"A gente tem sede de infinito
e de permanência"
Adélia Prado
Depois de vários curtas-metragens premiados, como “Ventilador”, “Eisenstein” e “Muro”, a Trincheira Filmes lançou, em sessão première do Festival Internacional de Cinema do Rio, o primeiro longa do grande diretor Leonardo Lacca, “Permanência” (veja o trailer). Um filme magnífico que veio para ser o desenvolvimento necessário de outro curta da Trincheira Filmes, chamado “Décimo Segundo”. O longa foi efusivamente aplaudido ao final da exibição, o que não me surpreendeu. A minha sensação de surpresa, na verdade, ficou distribuída durante todo o filme.
Engraçado sentir isso
porque eu tive o privilégio de assistir ao longa outras três vezes antes dessa
première, ainda em fase de montagem e edição. Já estava ciente, obviamente, que
se tratava de um trabalho que consegue, ao mesmo tempo, ser denso e sutil. É o
filme de Leonardo Lacca que tem maior quantidade de diálogos, mas que,
essencialmente, faz uma profunda investigação sobre a natureza do silêncio.

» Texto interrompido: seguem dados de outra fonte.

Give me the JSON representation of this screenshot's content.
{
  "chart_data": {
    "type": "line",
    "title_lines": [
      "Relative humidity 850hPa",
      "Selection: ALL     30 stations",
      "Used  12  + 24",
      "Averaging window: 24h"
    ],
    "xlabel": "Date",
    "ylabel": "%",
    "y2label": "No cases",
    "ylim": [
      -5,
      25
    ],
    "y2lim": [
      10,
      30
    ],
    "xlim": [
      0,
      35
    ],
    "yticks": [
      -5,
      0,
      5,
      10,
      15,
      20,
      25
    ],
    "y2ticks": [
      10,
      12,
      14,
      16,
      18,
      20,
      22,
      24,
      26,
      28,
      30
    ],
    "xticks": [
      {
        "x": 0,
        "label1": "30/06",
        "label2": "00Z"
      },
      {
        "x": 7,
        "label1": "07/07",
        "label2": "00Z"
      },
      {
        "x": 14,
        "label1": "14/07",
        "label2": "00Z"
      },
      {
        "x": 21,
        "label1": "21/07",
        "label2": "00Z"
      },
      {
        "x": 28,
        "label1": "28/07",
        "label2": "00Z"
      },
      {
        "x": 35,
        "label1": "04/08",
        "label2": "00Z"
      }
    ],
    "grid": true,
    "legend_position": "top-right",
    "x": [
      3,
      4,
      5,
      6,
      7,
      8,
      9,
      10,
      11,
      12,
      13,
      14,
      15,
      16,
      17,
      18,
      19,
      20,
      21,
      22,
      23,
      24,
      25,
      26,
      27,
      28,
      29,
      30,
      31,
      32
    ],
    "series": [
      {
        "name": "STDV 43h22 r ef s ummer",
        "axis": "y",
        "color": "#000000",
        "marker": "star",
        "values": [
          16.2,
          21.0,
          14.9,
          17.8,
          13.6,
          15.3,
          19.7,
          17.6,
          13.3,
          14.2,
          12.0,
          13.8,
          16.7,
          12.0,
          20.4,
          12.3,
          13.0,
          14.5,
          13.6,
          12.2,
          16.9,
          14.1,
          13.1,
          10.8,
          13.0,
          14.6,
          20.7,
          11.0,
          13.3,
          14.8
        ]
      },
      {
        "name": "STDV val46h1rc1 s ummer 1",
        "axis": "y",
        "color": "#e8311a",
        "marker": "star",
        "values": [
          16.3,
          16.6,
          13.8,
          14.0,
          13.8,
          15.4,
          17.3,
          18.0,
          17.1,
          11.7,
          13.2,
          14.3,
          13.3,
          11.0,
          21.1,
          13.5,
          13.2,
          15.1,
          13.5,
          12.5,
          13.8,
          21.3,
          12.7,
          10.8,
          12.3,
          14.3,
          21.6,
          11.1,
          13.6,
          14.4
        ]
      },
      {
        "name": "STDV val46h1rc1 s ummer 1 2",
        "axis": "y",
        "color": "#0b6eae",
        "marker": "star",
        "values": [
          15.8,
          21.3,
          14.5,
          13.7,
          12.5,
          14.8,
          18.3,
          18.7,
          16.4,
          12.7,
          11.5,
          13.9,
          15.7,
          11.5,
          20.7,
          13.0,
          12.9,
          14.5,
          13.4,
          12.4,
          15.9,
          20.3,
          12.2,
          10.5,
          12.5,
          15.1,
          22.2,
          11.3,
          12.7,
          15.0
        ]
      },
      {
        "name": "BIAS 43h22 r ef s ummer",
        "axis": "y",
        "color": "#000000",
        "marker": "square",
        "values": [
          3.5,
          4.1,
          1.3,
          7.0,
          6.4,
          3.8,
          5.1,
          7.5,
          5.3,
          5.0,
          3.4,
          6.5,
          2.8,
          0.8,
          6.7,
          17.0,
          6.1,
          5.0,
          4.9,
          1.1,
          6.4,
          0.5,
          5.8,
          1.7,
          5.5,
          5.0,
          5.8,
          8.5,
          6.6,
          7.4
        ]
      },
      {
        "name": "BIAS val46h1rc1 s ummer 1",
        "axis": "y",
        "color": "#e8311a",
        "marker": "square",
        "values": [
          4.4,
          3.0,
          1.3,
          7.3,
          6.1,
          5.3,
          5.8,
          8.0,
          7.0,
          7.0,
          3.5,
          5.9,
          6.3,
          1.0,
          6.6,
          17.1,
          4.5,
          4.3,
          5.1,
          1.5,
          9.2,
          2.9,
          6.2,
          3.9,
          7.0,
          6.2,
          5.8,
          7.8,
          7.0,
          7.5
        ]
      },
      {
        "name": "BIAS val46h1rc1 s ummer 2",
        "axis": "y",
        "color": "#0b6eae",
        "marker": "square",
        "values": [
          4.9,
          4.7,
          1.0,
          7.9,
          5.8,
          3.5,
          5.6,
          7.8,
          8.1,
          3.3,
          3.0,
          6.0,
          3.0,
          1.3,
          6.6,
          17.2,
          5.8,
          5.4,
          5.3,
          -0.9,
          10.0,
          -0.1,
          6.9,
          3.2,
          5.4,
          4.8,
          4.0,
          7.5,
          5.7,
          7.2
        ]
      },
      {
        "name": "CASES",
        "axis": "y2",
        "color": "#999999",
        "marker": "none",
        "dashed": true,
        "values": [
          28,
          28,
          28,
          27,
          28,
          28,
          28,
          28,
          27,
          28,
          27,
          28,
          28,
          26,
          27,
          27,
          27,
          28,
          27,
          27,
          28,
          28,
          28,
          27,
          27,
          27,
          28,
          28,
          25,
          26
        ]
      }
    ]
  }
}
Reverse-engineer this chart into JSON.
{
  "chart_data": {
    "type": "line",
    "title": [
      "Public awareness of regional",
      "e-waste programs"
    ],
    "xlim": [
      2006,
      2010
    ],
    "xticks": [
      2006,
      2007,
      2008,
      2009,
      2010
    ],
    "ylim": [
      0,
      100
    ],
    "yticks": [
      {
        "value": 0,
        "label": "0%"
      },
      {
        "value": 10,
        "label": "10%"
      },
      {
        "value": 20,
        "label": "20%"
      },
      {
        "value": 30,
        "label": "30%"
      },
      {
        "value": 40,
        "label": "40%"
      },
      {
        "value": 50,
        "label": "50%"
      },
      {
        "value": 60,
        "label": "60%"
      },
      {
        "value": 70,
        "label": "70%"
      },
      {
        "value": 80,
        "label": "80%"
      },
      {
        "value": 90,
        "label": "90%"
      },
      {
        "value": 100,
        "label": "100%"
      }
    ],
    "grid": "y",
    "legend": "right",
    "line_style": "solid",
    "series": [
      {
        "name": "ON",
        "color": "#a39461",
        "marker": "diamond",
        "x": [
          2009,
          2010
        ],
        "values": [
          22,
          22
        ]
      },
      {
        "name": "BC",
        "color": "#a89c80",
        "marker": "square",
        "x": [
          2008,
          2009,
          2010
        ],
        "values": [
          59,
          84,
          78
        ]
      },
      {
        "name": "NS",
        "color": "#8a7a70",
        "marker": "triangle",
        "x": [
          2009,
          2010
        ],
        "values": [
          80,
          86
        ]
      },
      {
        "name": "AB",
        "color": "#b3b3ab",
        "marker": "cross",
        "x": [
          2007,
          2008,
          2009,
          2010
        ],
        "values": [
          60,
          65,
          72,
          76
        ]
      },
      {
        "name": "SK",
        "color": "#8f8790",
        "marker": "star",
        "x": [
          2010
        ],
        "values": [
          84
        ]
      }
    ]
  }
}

“Respeite o silêncio”, diz o pai do fotógrafo recifense, Ivo, o protagonista
interpretado pelo impecável, e também pernambucano, Irandhir Santos, quando os
dois se encontram rapidamente em
São Paulo.
O que eu não esperava
era ver a grande plateia que lotou o Cinepólis da Lagoa rindo dos elementos de
humor sutil que permeiam vários diálogos. Não me refiro a já “antológica” passagem
em que Ivo
conversa com Laís, de madrugada, andando por uma calçada de São Paulo. Eles
dizem algo mais ou menos assim:
- Sou de
Recife, mas nasci de uma gaia no Rio.
- Gaia? O que é
gaia?
- Você não
sabe o que é gaia?!
- Não...
- Aqui em São Paulo ninguém bota
gaia?
Essa cena é genial e
estupidamente engraçada no cinema. Porém, refiro-me ao humor sarcástico
percebido pela platéia na interação entre Ivo e Mauro. Mauro é o atual marido
de Rita, a mulher que hospeda o fotografo Ivo em sua nova casa em São Paulo para que ele
possa realizar a primeira exposição individual de suas fotografias. O dilema do
filme é que essa gentileza de Rita traz à tona emoções arrefecidas pela
distância e tempo. Eles são ex-namorados que mantiveram grande carinho apesar
do fim do relacionamento.
A tensão do que pode
acontecer entre os dois segue irascível durante todo o filme. E é dosada de
forma tão talentosa pelo diretor que não cansa, não exaure, mas angustia o
expectador. Descancara os limites do relacionamento romântico, desestabiliza a ideia
de harmonia do que se tem como vínculo entre liberdade e amor. Massacra o senso
comum com a dor causada por sentimentos que permanecem mesmo quando,
formalmente, não podem mais se concretizar em ações.
O filme trata de
fotógrafo e fotografia porque se funde com essa outra arte (“Existe diferença
entre fotografia e arte?” – pergunta Mauro a Ivo, numa conversa na sala de
estar) para tratar do que não é fugaz, daquilo que, mesmo com desvanecimento do
passar dos anos, continua presente. É um filme sobre como a memória assume um
novo papel conturbado na configuração afetiva do mundo contemporâneo. A
história consegue a proeza de destrinchar os mecanismos do que pode ser
duradouro em meio ao caos urbano, onde tudo muda frenética e caoticamente.
É à música a quem cabe reunir e organizar todas as sendas do drama contido pelos personagens. Ela confere a única explicação possível para o não dito. A trilha sonora assume o papel principal em várias ocasiões, e especial na belíssima cena por dentro do túnel do metrô de São Paulo. "Depois do silêncio, o que mais se aproxima de expressar o inexprimível é a música", diria Aldous Huxley se também tivesse visto o filme ontem.
Todos esses elementos juntos fazem da obra mais uma grande realização, junto com "Som ao redor" e outros, do novo e independente cinema pernambucano. É um filme sobre o sagrado dentro do profano, aquilo que permanece. Inesquecível.